Under the revised bill, adult use sales would start in December of this year, and the state’s existing medical cannabis shops would go hybrid. There are three existing medical shops in the state, with another six more recently licensed. The bill allows for a total of 33 shops, including these nine hybrid medical-adult use ones. Home cultivation, which wasn’t included in McKee’s proposal, would be allowed.
Two big changes in the legislation came down to automatic expungement and to the Cannabis Control Commission, which would be created.
With expungement, the original legislation required individuals to request it, while the revision would automatically expunge any conviction for cannabis possession that would be legal under the legislation, and it would do so by mid-2024.

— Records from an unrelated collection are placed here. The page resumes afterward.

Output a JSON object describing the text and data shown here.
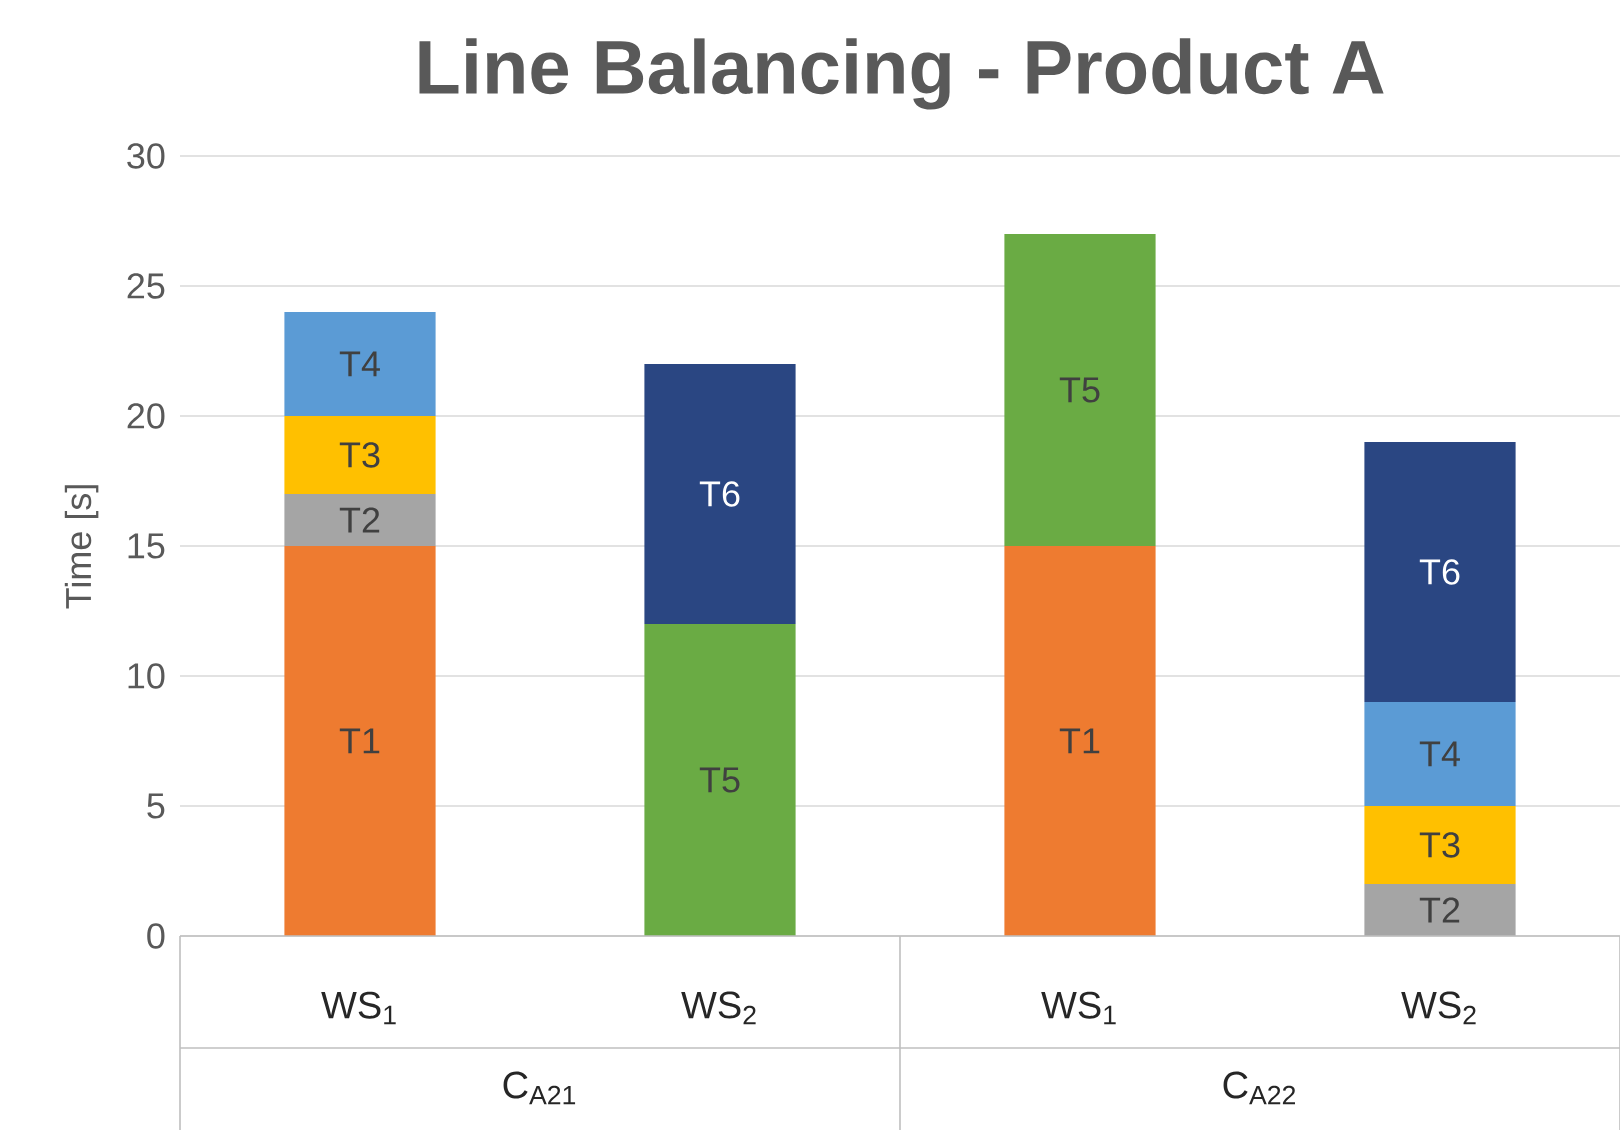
{
  "chart_data": {
    "type": "bar",
    "title": "Line Balancing - Product A",
    "ylabel": "Time [s]",
    "stacked": true,
    "categories": [
      "WS$_{1}$",
      "WS$_{2}$",
      "WS$_{1}$",
      "WS$_{2}$"
    ],
    "annotations": [
      "C$_{A21}$",
      "C$_{A22}$"
    ],
    "series": [
      {
        "name": "T1",
        "color": "#ee7b30",
        "values": [
          15,
          null,
          15,
          null
        ]
      },
      {
        "name": "T2",
        "color": "#a5a5a5",
        "values": [
          2,
          null,
          null,
          2
        ]
      },
      {
        "name": "T3",
        "color": "#ffc000",
        "values": [
          3,
          null,
          null,
          3
        ]
      },
      {
        "name": "T4",
        "color": "#5b9bd5",
        "values": [
          4,
          null,
          null,
          4
        ]
      },
      {
        "name": "T5",
        "color": "#6aab44",
        "values": [
          null,
          12,
          12,
          null
        ]
      },
      {
        "name": "T6",
        "color": "#2a4682",
        "values": [
          null,
          10,
          null,
          10
        ]
      }
    ],
    "ylim": [
      0,
      30
    ],
    "yticks": [
      0,
      5,
      10,
      15,
      20,
      25,
      30
    ],
    "grid": "y"
  }
}
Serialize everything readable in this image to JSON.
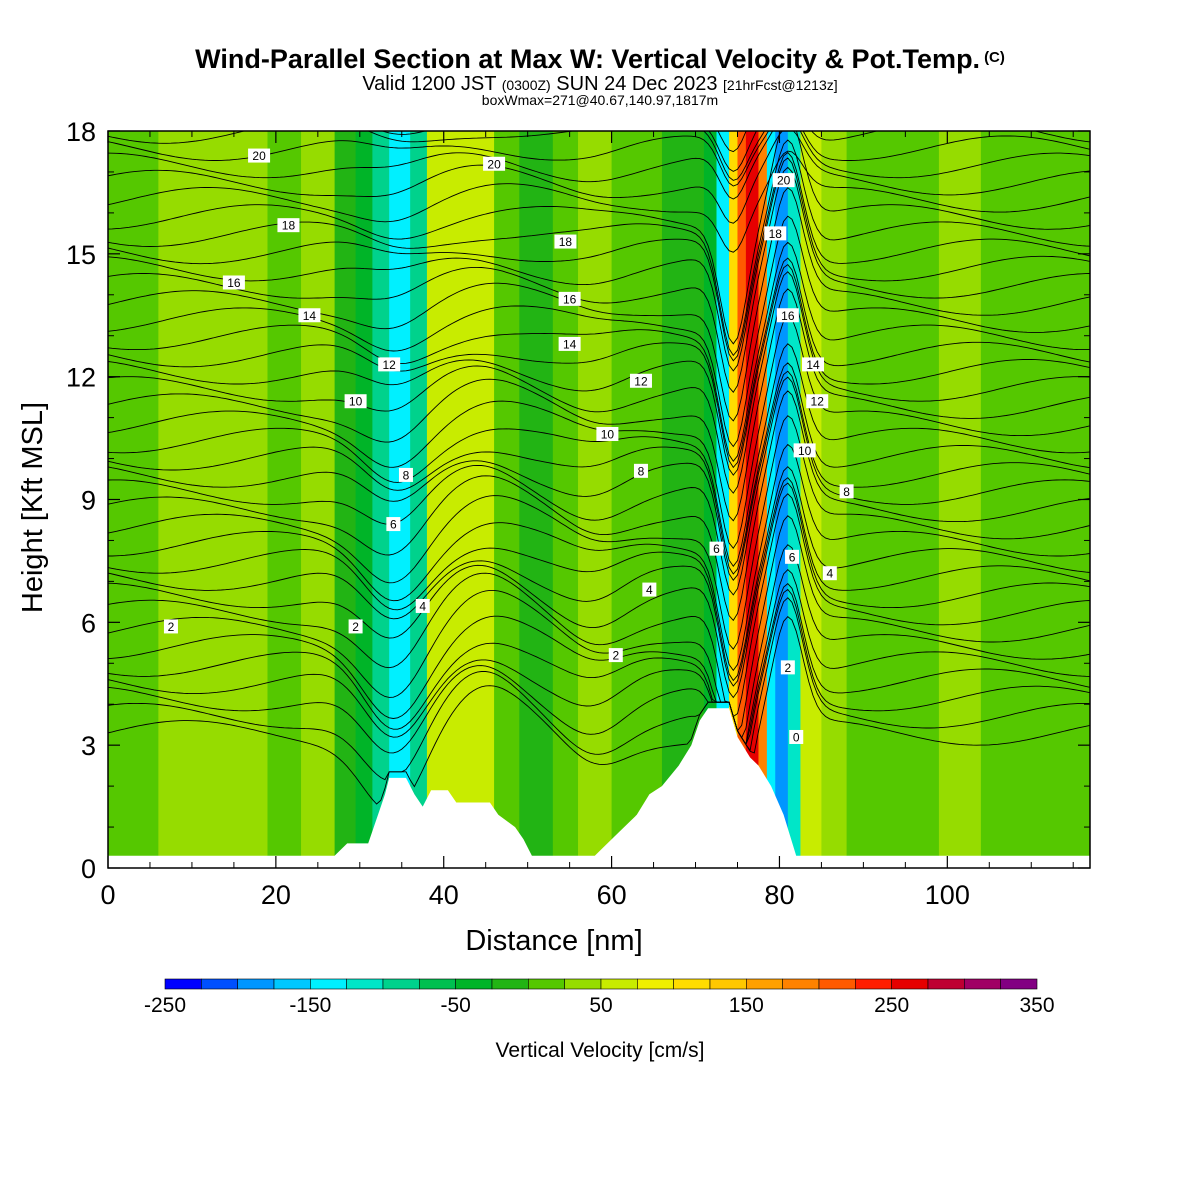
{
  "title": {
    "main": "Wind-Parallel Section at Max W: Vertical Velocity & Pot.Temp.",
    "copyright": "(C)",
    "valid_prefix": "Valid 1200 JST",
    "valid_utc": "(0300Z)",
    "valid_date": "SUN 24 Dec 2023",
    "forecast": "[21hrFcst@1213z]",
    "box": "boxWmax=271@40.67,140.97,1817m"
  },
  "chart_data": {
    "type": "heatmap",
    "xlabel": "Distance [nm]",
    "ylabel": "Height [Kft MSL]",
    "xlim": [
      0,
      117
    ],
    "ylim": [
      0,
      18
    ],
    "x_ticks": [
      0,
      20,
      40,
      60,
      80,
      100
    ],
    "y_ticks": [
      0,
      3,
      6,
      9,
      12,
      15,
      18
    ],
    "colorbar": {
      "title": "Vertical Velocity [cm/s]",
      "range": [
        -250,
        350
      ],
      "step": 25,
      "tick_values": [
        -250,
        -150,
        -50,
        50,
        150,
        250,
        350
      ],
      "tick_labels": [
        "-250",
        "-150",
        "-50",
        "50",
        "150",
        "250",
        "350"
      ],
      "colors": [
        "#0000ff",
        "#0050ff",
        "#0096ff",
        "#00c8ff",
        "#00f0ff",
        "#00e6c8",
        "#00d28c",
        "#00c050",
        "#00b428",
        "#22b414",
        "#55c800",
        "#96dc00",
        "#c8ec00",
        "#f0f000",
        "#ffdc00",
        "#ffc800",
        "#ffa000",
        "#ff8200",
        "#ff5a00",
        "#ff1e00",
        "#e60000",
        "#be0032",
        "#a00064",
        "#820082"
      ]
    },
    "velocity_bands": [
      {
        "x": [
          0,
          6
        ],
        "w": 10
      },
      {
        "x": [
          6,
          19
        ],
        "w": 30
      },
      {
        "x": [
          19,
          23
        ],
        "w": 10
      },
      {
        "x": [
          23,
          27
        ],
        "w": 25
      },
      {
        "x": [
          27,
          29.5
        ],
        "w": -5
      },
      {
        "x": [
          29.5,
          31.5
        ],
        "w": -50
      },
      {
        "x": [
          31.5,
          33.5
        ],
        "w": -80
      },
      {
        "x": [
          33.5,
          36
        ],
        "w": -130
      },
      {
        "x": [
          36,
          38
        ],
        "w": -80
      },
      {
        "x": [
          38,
          46
        ],
        "w": 50
      },
      {
        "x": [
          46,
          49
        ],
        "w": 10
      },
      {
        "x": [
          49,
          53
        ],
        "w": -20
      },
      {
        "x": [
          53,
          56
        ],
        "w": 15
      },
      {
        "x": [
          56,
          60
        ],
        "w": 45
      },
      {
        "x": [
          60,
          66
        ],
        "w": 20
      },
      {
        "x": [
          66,
          71
        ],
        "w": -5
      },
      {
        "x": [
          71,
          72.5
        ],
        "w": -50
      },
      {
        "x": [
          72.5,
          74
        ],
        "w": -150
      },
      {
        "x": [
          74,
          75
        ],
        "w": 100
      },
      {
        "x": [
          75,
          76
        ],
        "w": 210
      },
      {
        "x": [
          76,
          77.5
        ],
        "w": 270
      },
      {
        "x": [
          77.5,
          78.5
        ],
        "w": 190
      },
      {
        "x": [
          78.5,
          79.5
        ],
        "w": -150
      },
      {
        "x": [
          79.5,
          81
        ],
        "w": -200
      },
      {
        "x": [
          81,
          82.5
        ],
        "w": -120
      },
      {
        "x": [
          82.5,
          85
        ],
        "w": 70
      },
      {
        "x": [
          85,
          88
        ],
        "w": 40
      },
      {
        "x": [
          88,
          99
        ],
        "w": 15
      },
      {
        "x": [
          99,
          104
        ],
        "w": 40
      },
      {
        "x": [
          104,
          117
        ],
        "w": 10
      }
    ],
    "terrain": [
      [
        0,
        0.3
      ],
      [
        27,
        0.3
      ],
      [
        28.5,
        0.6
      ],
      [
        31,
        0.6
      ],
      [
        32,
        1.2
      ],
      [
        33,
        1.8
      ],
      [
        33.5,
        2.2
      ],
      [
        35.5,
        2.2
      ],
      [
        36.5,
        1.8
      ],
      [
        37.5,
        1.5
      ],
      [
        38.5,
        1.9
      ],
      [
        40.5,
        1.9
      ],
      [
        41.5,
        1.6
      ],
      [
        45.5,
        1.6
      ],
      [
        46.5,
        1.3
      ],
      [
        48.5,
        1.0
      ],
      [
        49.5,
        0.7
      ],
      [
        50.5,
        0.3
      ],
      [
        58,
        0.3
      ],
      [
        59,
        0.5
      ],
      [
        61,
        0.9
      ],
      [
        63,
        1.3
      ],
      [
        64.5,
        1.8
      ],
      [
        66,
        2.0
      ],
      [
        68,
        2.5
      ],
      [
        69.5,
        3.0
      ],
      [
        70.5,
        3.6
      ],
      [
        71.5,
        3.9
      ],
      [
        74,
        3.9
      ],
      [
        75,
        3.2
      ],
      [
        76.5,
        2.7
      ],
      [
        77.5,
        2.5
      ],
      [
        79,
        2.0
      ],
      [
        80.5,
        1.3
      ],
      [
        82,
        0.3
      ],
      [
        117,
        0.3
      ]
    ],
    "theta_contour_labels": [
      {
        "x": 18,
        "y": 17.4,
        "text": "20"
      },
      {
        "x": 46,
        "y": 17.2,
        "text": "20"
      },
      {
        "x": 80.5,
        "y": 16.8,
        "text": "20"
      },
      {
        "x": 21.5,
        "y": 15.7,
        "text": "18"
      },
      {
        "x": 54.5,
        "y": 15.3,
        "text": "18"
      },
      {
        "x": 79.5,
        "y": 15.5,
        "text": "18"
      },
      {
        "x": 15,
        "y": 14.3,
        "text": "16"
      },
      {
        "x": 55,
        "y": 13.9,
        "text": "16"
      },
      {
        "x": 81,
        "y": 13.5,
        "text": "16"
      },
      {
        "x": 24,
        "y": 13.5,
        "text": "14"
      },
      {
        "x": 55,
        "y": 12.8,
        "text": "14"
      },
      {
        "x": 84,
        "y": 12.3,
        "text": "14"
      },
      {
        "x": 33.5,
        "y": 12.3,
        "text": "12"
      },
      {
        "x": 63.5,
        "y": 11.9,
        "text": "12"
      },
      {
        "x": 84.5,
        "y": 11.4,
        "text": "12"
      },
      {
        "x": 29.5,
        "y": 11.4,
        "text": "10"
      },
      {
        "x": 59.5,
        "y": 10.6,
        "text": "10"
      },
      {
        "x": 83,
        "y": 10.2,
        "text": "10"
      },
      {
        "x": 35.5,
        "y": 9.6,
        "text": "8"
      },
      {
        "x": 63.5,
        "y": 9.7,
        "text": "8"
      },
      {
        "x": 88,
        "y": 9.2,
        "text": "8"
      },
      {
        "x": 34,
        "y": 8.4,
        "text": "6"
      },
      {
        "x": 72.5,
        "y": 7.8,
        "text": "6"
      },
      {
        "x": 81.5,
        "y": 7.6,
        "text": "6"
      },
      {
        "x": 37.5,
        "y": 6.4,
        "text": "4"
      },
      {
        "x": 64.5,
        "y": 6.8,
        "text": "4"
      },
      {
        "x": 86,
        "y": 7.2,
        "text": "4"
      },
      {
        "x": 7.5,
        "y": 5.9,
        "text": "2"
      },
      {
        "x": 29.5,
        "y": 5.9,
        "text": "2"
      },
      {
        "x": 60.5,
        "y": 5.2,
        "text": "2"
      },
      {
        "x": 81,
        "y": 4.9,
        "text": "2"
      },
      {
        "x": 82,
        "y": 3.2,
        "text": "0"
      }
    ]
  }
}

And with the Commission, McKee had an issue with the balance of power when it came to who would appoint its three members. Originally, lawmakers would pick two and provide the governor with a list from which they could pick one. Now, the governor gets to pick all three.
Much else in the legislation remains the same. The total tax of 20% includes a 10% excise tax, a 7% sales tax, and a 3% local tax. And localities will have to opt out by referendum; though, localities with shops right now cannot opt out of shops.